Abu Bakar dalam diskusi ini membagikan pengalaman proses kreatifnya dan semangatnya dalam berkarya. Abu menyatakan bahwa dalam berkarya, dirinya menggunakkan teknik assembling, mengambil segala sesuatu yang berada di sekitarnya, kemudian mengolahnya menjadi sesuatu yang apik secara visual. Berkarya baginya bukanlah hal yang serius, berkarya adalah permainan yang dilandasi rasa senang. Rasangan untuk membuat karya dapat berasal dari sesuatu yang menyentuh baik secara visual maupun nurani. Ia memberi contoh dalam karyanya yang berjudul last supper, berawal dari nuraninya yang tersentuh menyadari banyaknya negara maju yang menyimpan cadangan senjata nuklir dan betapa berbahaya nuklir bagi kehidupan. Sesuatu yang menyentuh secara visual atau model-model sebagai rangsangan untuk berkarya, bagi Abu, dapat datang dari pengalaman-pengalaman dalam keseharian kita, mimpi, angan-angan maupun refleksi diri. Model-model untuk berkarya melimpah di sekitar dan di dalam diri kita. Model-model tersebut kemudian dirangkai menjadi suatu karya. Abu Bakar sendiri lebih senang menyebut proses kreatifnya sebagai merangkai bukan sebagai kreasi.

Abu Bakar dikenal sebagai seniman yang menggunakan berbagai media dan teknik dalam berkarya.

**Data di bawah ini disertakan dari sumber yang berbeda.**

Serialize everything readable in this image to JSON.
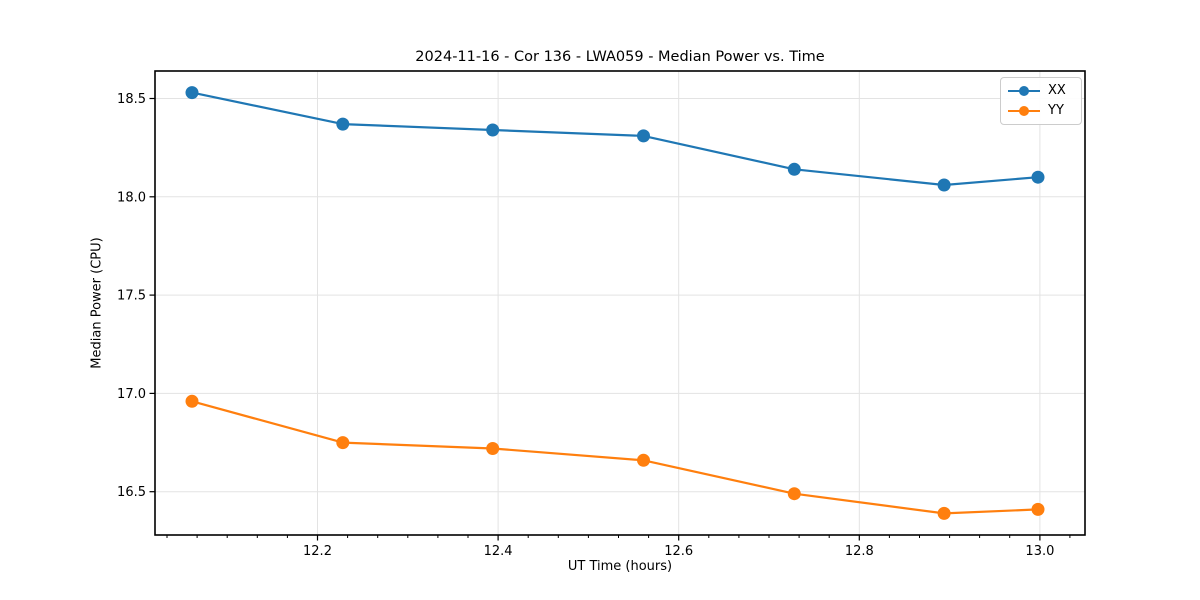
{
  "chart_data": {
    "type": "line",
    "title": "2024-11-16 - Cor 136 - LWA059 - Median Power vs. Time",
    "xlabel": "UT Time (hours)",
    "ylabel": "Median Power (CPU)",
    "x": [
      12.061,
      12.228,
      12.394,
      12.561,
      12.728,
      12.894,
      12.998
    ],
    "series": [
      {
        "name": "XX",
        "color": "#1f77b4",
        "values": [
          18.53,
          18.37,
          18.34,
          18.31,
          18.14,
          18.06,
          18.1
        ]
      },
      {
        "name": "YY",
        "color": "#ff7f0e",
        "values": [
          16.96,
          16.75,
          16.72,
          16.66,
          16.49,
          16.39,
          16.41
        ]
      }
    ],
    "xlim": [
      12.02,
      13.05
    ],
    "ylim": [
      16.28,
      18.64
    ],
    "xticks": [
      12.2,
      12.4,
      12.6,
      12.8,
      13.0
    ],
    "yticks": [
      16.5,
      17.0,
      17.5,
      18.0,
      18.5
    ],
    "x_minor_step": 0.0333333,
    "grid": true,
    "legend_position": "top-right",
    "marker": "circle",
    "marker_radius": 6.5,
    "line_width": 2.2,
    "colors": {
      "grid": "#e3e3e3",
      "spine": "#000000",
      "tick": "#000000",
      "legend_border": "#cccccc"
    }
  }
}
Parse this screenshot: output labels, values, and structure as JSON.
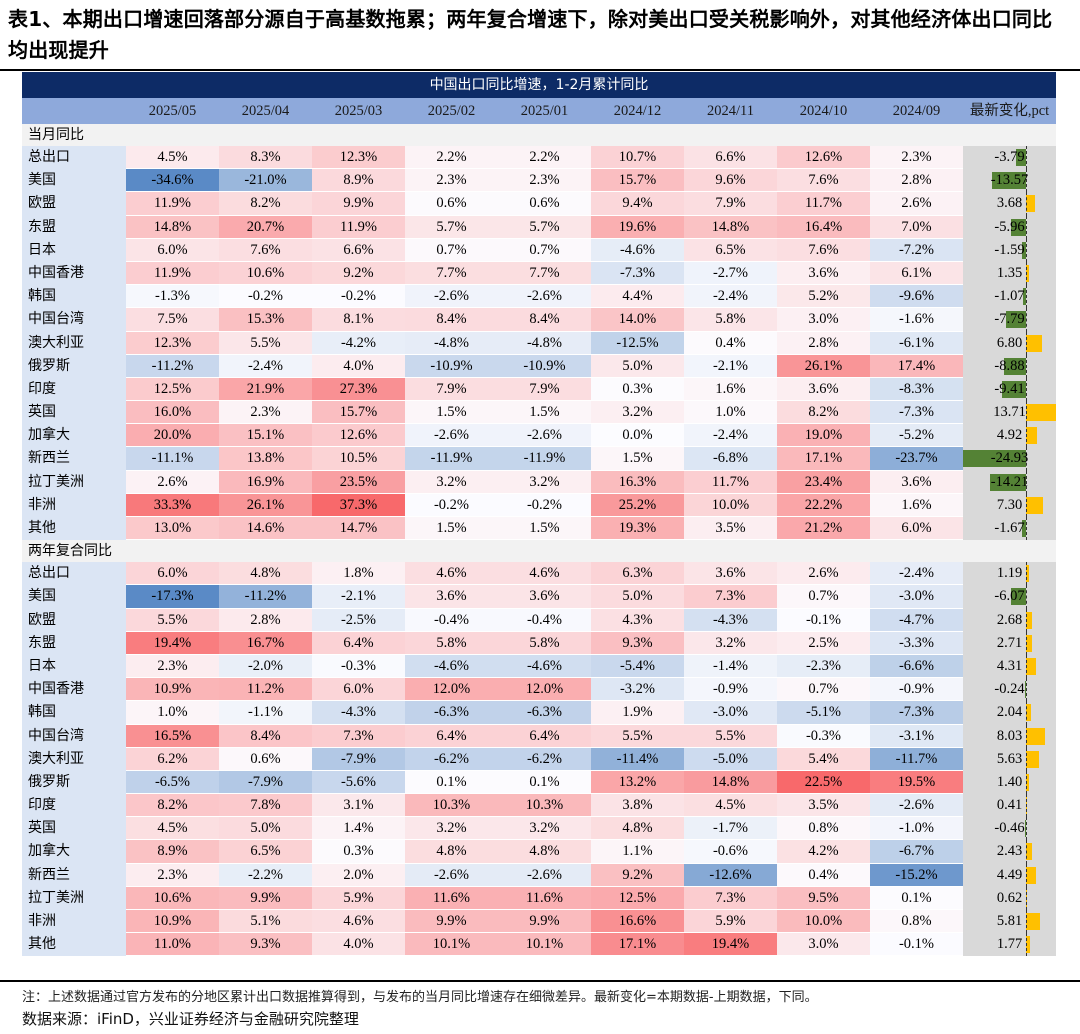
{
  "title": "表1、本期出口增速回落部分源自于高基数拖累；两年复合增速下，除对美出口受关税影响外，对其他经济体出口同比均出现提升",
  "table": {
    "banner": "中国出口同比增速，1-2月累计同比",
    "columns": [
      "2025/05",
      "2025/04",
      "2025/03",
      "2025/02",
      "2025/01",
      "2024/12",
      "2024/11",
      "2024/10",
      "2024/09",
      "最新变化,pct"
    ],
    "sections": [
      {
        "name": "当月同比",
        "rows": [
          {
            "label": "总出口",
            "values": [
              4.5,
              8.3,
              12.3,
              2.2,
              2.2,
              10.7,
              6.6,
              12.6,
              2.3
            ],
            "change": -3.79
          },
          {
            "label": "美国",
            "values": [
              -34.6,
              -21.0,
              8.9,
              2.3,
              2.3,
              15.7,
              9.6,
              7.6,
              2.8
            ],
            "change": -13.57
          },
          {
            "label": "欧盟",
            "values": [
              11.9,
              8.2,
              9.9,
              0.6,
              0.6,
              9.4,
              7.9,
              11.7,
              2.6
            ],
            "change": 3.68
          },
          {
            "label": "东盟",
            "values": [
              14.8,
              20.7,
              11.9,
              5.7,
              5.7,
              19.6,
              14.8,
              16.4,
              7.0
            ],
            "change": -5.96
          },
          {
            "label": "日本",
            "values": [
              6.0,
              7.6,
              6.6,
              0.7,
              0.7,
              -4.6,
              6.5,
              7.6,
              -7.2
            ],
            "change": -1.59
          },
          {
            "label": "中国香港",
            "values": [
              11.9,
              10.6,
              9.2,
              7.7,
              7.7,
              -7.3,
              -2.7,
              3.6,
              6.1
            ],
            "change": 1.35
          },
          {
            "label": "韩国",
            "values": [
              -1.3,
              -0.2,
              -0.2,
              -2.6,
              -2.6,
              4.4,
              -2.4,
              5.2,
              -9.6
            ],
            "change": -1.07
          },
          {
            "label": "中国台湾",
            "values": [
              7.5,
              15.3,
              8.1,
              8.4,
              8.4,
              14.0,
              5.8,
              3.0,
              -1.6
            ],
            "change": -7.79
          },
          {
            "label": "澳大利亚",
            "values": [
              12.3,
              5.5,
              -4.2,
              -4.8,
              -4.8,
              -12.5,
              0.4,
              2.8,
              -6.1
            ],
            "change": 6.8
          },
          {
            "label": "俄罗斯",
            "values": [
              -11.2,
              -2.4,
              4.0,
              -10.9,
              -10.9,
              5.0,
              -2.1,
              26.1,
              17.4
            ],
            "change": -8.88
          },
          {
            "label": "印度",
            "values": [
              12.5,
              21.9,
              27.3,
              7.9,
              7.9,
              0.3,
              1.6,
              3.6,
              -8.3
            ],
            "change": -9.41
          },
          {
            "label": "英国",
            "values": [
              16.0,
              2.3,
              15.7,
              1.5,
              1.5,
              3.2,
              1.0,
              8.2,
              -7.3
            ],
            "change": 13.71
          },
          {
            "label": "加拿大",
            "values": [
              20.0,
              15.1,
              12.6,
              -2.6,
              -2.6,
              0.0,
              -2.4,
              19.0,
              -5.2
            ],
            "change": 4.92
          },
          {
            "label": "新西兰",
            "values": [
              -11.1,
              13.8,
              10.5,
              -11.9,
              -11.9,
              1.5,
              -6.8,
              17.1,
              -23.7
            ],
            "change": -24.93
          },
          {
            "label": "拉丁美洲",
            "values": [
              2.6,
              16.9,
              23.5,
              3.2,
              3.2,
              16.3,
              11.7,
              23.4,
              3.6
            ],
            "change": -14.21
          },
          {
            "label": "非洲",
            "values": [
              33.3,
              26.1,
              37.3,
              -0.2,
              -0.2,
              25.2,
              10.0,
              22.2,
              1.6
            ],
            "change": 7.3
          },
          {
            "label": "其他",
            "values": [
              13.0,
              14.6,
              14.7,
              1.5,
              1.5,
              19.3,
              3.5,
              21.2,
              6.0
            ],
            "change": -1.67
          }
        ]
      },
      {
        "name": "两年复合同比",
        "rows": [
          {
            "label": "总出口",
            "values": [
              6.0,
              4.8,
              1.8,
              4.6,
              4.6,
              6.3,
              3.6,
              2.6,
              -2.4
            ],
            "change": 1.19
          },
          {
            "label": "美国",
            "values": [
              -17.3,
              -11.2,
              -2.1,
              3.6,
              3.6,
              5.0,
              7.3,
              0.7,
              -3.0
            ],
            "change": -6.07
          },
          {
            "label": "欧盟",
            "values": [
              5.5,
              2.8,
              -2.5,
              -0.4,
              -0.4,
              4.3,
              -4.3,
              -0.1,
              -4.7
            ],
            "change": 2.68
          },
          {
            "label": "东盟",
            "values": [
              19.4,
              16.7,
              6.4,
              5.8,
              5.8,
              9.3,
              3.2,
              2.5,
              -3.3
            ],
            "change": 2.71
          },
          {
            "label": "日本",
            "values": [
              2.3,
              -2.0,
              -0.3,
              -4.6,
              -4.6,
              -5.4,
              -1.4,
              -2.3,
              -6.6
            ],
            "change": 4.31
          },
          {
            "label": "中国香港",
            "values": [
              10.9,
              11.2,
              6.0,
              12.0,
              12.0,
              -3.2,
              -0.9,
              0.7,
              -0.9
            ],
            "change": -0.24
          },
          {
            "label": "韩国",
            "values": [
              1.0,
              -1.1,
              -4.3,
              -6.3,
              -6.3,
              1.9,
              -3.0,
              -5.1,
              -7.3
            ],
            "change": 2.04
          },
          {
            "label": "中国台湾",
            "values": [
              16.5,
              8.4,
              7.3,
              6.4,
              6.4,
              5.5,
              5.5,
              -0.3,
              -3.1
            ],
            "change": 8.03
          },
          {
            "label": "澳大利亚",
            "values": [
              6.2,
              0.6,
              -7.9,
              -6.2,
              -6.2,
              -11.4,
              -5.0,
              5.4,
              -11.7
            ],
            "change": 5.63
          },
          {
            "label": "俄罗斯",
            "values": [
              -6.5,
              -7.9,
              -5.6,
              0.1,
              0.1,
              13.2,
              14.8,
              22.5,
              19.5
            ],
            "change": 1.4
          },
          {
            "label": "印度",
            "values": [
              8.2,
              7.8,
              3.1,
              10.3,
              10.3,
              3.8,
              4.5,
              3.5,
              -2.6
            ],
            "change": 0.41
          },
          {
            "label": "英国",
            "values": [
              4.5,
              5.0,
              1.4,
              3.2,
              3.2,
              4.8,
              -1.7,
              0.8,
              -1.0
            ],
            "change": -0.46
          },
          {
            "label": "加拿大",
            "values": [
              8.9,
              6.5,
              0.3,
              4.8,
              4.8,
              1.1,
              -0.6,
              4.2,
              -6.7
            ],
            "change": 2.43
          },
          {
            "label": "新西兰",
            "values": [
              2.3,
              -2.2,
              2.0,
              -2.6,
              -2.6,
              9.2,
              -12.6,
              0.4,
              -15.2
            ],
            "change": 4.49
          },
          {
            "label": "拉丁美洲",
            "values": [
              10.6,
              9.9,
              5.9,
              11.6,
              11.6,
              12.5,
              7.3,
              9.5,
              0.1
            ],
            "change": 0.62
          },
          {
            "label": "非洲",
            "values": [
              10.9,
              5.1,
              4.6,
              9.9,
              9.9,
              16.6,
              5.9,
              10.0,
              0.8
            ],
            "change": 5.81
          },
          {
            "label": "其他",
            "values": [
              11.0,
              9.3,
              4.0,
              10.1,
              10.1,
              17.1,
              19.4,
              3.0,
              -0.1
            ],
            "change": 1.77
          }
        ]
      }
    ]
  },
  "colors": {
    "banner": "#0d2b66",
    "header": "#8ea9db",
    "positive": "#f8696b",
    "negative": "#5a8ac6",
    "bar_up": "#ffc000",
    "bar_down": "#548235"
  },
  "note": "注：上述数据通过官方发布的分地区累计出口数据推算得到，与发布的当月同比增速存在细微差异。最新变化=本期数据-上期数据，下同。",
  "source": "数据来源：iFinD，兴业证券经济与金融研究院整理"
}
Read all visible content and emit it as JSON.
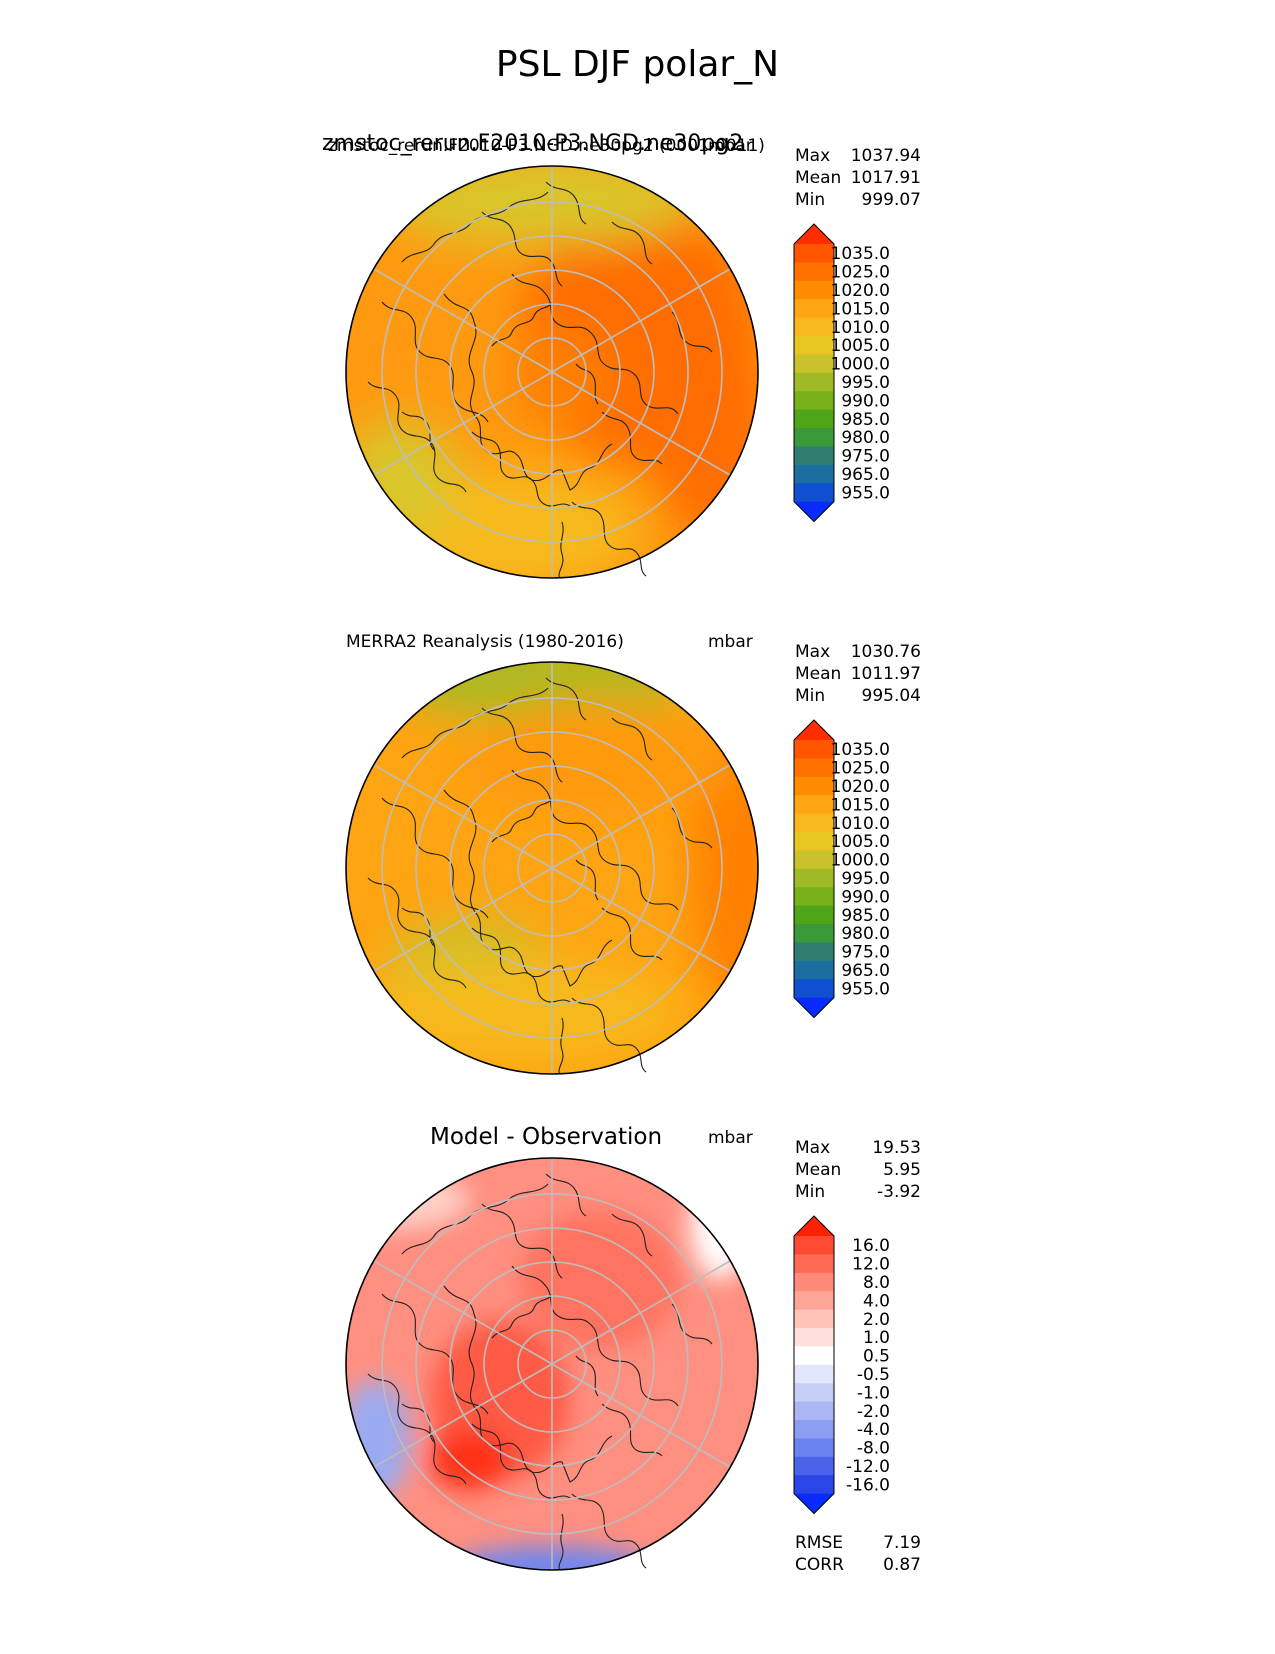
{
  "title": "PSL DJF polar_N",
  "panels": [
    {
      "title_big": "zmstoc_rerun.F2010-P3.NGD.ne30pg2",
      "title_small": "zmstoc_rerun.F2010-P3.NGD.ne30pg2 (0001-0011)",
      "units": "mbar",
      "stats": [
        {
          "label": "Max",
          "value": "1037.94"
        },
        {
          "label": "Mean",
          "value": "1017.91"
        },
        {
          "label": "Min",
          "value": "999.07"
        }
      ],
      "colorbar_labels": [
        "1035.0",
        "1025.0",
        "1020.0",
        "1015.0",
        "1010.0",
        "1005.0",
        "1000.0",
        "995.0",
        "990.0",
        "985.0",
        "980.0",
        "975.0",
        "965.0",
        "955.0"
      ]
    },
    {
      "title": "MERRA2 Reanalysis (1980-2016)",
      "units": "mbar",
      "stats": [
        {
          "label": "Max",
          "value": "1030.76"
        },
        {
          "label": "Mean",
          "value": "1011.97"
        },
        {
          "label": "Min",
          "value": "995.04"
        }
      ],
      "colorbar_labels": [
        "1035.0",
        "1025.0",
        "1020.0",
        "1015.0",
        "1010.0",
        "1005.0",
        "1000.0",
        "995.0",
        "990.0",
        "985.0",
        "980.0",
        "975.0",
        "965.0",
        "955.0"
      ]
    },
    {
      "title": "Model - Observation",
      "units": "mbar",
      "stats": [
        {
          "label": "Max",
          "value": "19.53"
        },
        {
          "label": "Mean",
          "value": "5.95"
        },
        {
          "label": "Min",
          "value": "-3.92"
        }
      ],
      "colorbar_labels": [
        "16.0",
        "12.0",
        "8.0",
        "4.0",
        "2.0",
        "1.0",
        "0.5",
        "-0.5",
        "-1.0",
        "-2.0",
        "-4.0",
        "-8.0",
        "-12.0",
        "-16.0"
      ],
      "metrics": [
        {
          "label": "RMSE",
          "value": "7.19"
        },
        {
          "label": "CORR",
          "value": "0.87"
        }
      ]
    }
  ],
  "colors": {
    "psl_scale": [
      "#ff2d00",
      "#ff5500",
      "#ff7200",
      "#ff8c00",
      "#ffa412",
      "#f6b81e",
      "#e8c723",
      "#c9c22a",
      "#9fba25",
      "#78b11a",
      "#4fa518",
      "#3a9a3a",
      "#2f7f70",
      "#1a6fa0",
      "#1050d0",
      "#0a2bff"
    ],
    "diff_scale": [
      "#ff2200",
      "#ff4a33",
      "#ff6a55",
      "#ff8a78",
      "#ffa597",
      "#ffc3b8",
      "#ffe0da",
      "#ffffff",
      "#e1e6fb",
      "#c6cff8",
      "#aab7f4",
      "#8c9ef1",
      "#6c82ee",
      "#4a63ea",
      "#2a45e8",
      "#0a2bff"
    ],
    "model_shading": [
      "#ff8000",
      "#ff6d00",
      "#ff9a10",
      "#f7ba1d",
      "#d9c62a"
    ],
    "obs_shading": [
      "#ff8000",
      "#ff9a10",
      "#ffa412",
      "#f7ba1d",
      "#c9c22a",
      "#a9ba24"
    ],
    "diff_shading": [
      "#ff8f80",
      "#ff7361",
      "#ff5a44",
      "#ff3314",
      "#ffd0c8",
      "#9aaaf2",
      "#6f86f0"
    ]
  }
}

Ketika ia ditanya mengenai apa tendensinya menggunakan aplikasi media kesenian yang beragam seperti cetak saring, monoprint, dan batik, ia menjawab dengan bercerita, pada awalnya teknik-teknik tersebut tidak lahir dari dirinya sendiri, ia belajar dari orang lain. Teknik membatik misalnya, ia pelajari dari tukang batik di solo. Setelah itu, teknik batik sering ia gunakan sebab ia cukup banyak menerima pesanan batik. Uang hasil membatik tersebut dapat ia gunakan untuk menunjang hidup. Dalam menghasilkan karya yang dapat menyentuh (secara visual dan nurani), Abu Bakar tidak segan menggunakan teknik dan media dari berbagai aliran seni apa pun. Ia sempat menyatakan bahwa sikapnya dalam berkesenian tidaklah anti-genre.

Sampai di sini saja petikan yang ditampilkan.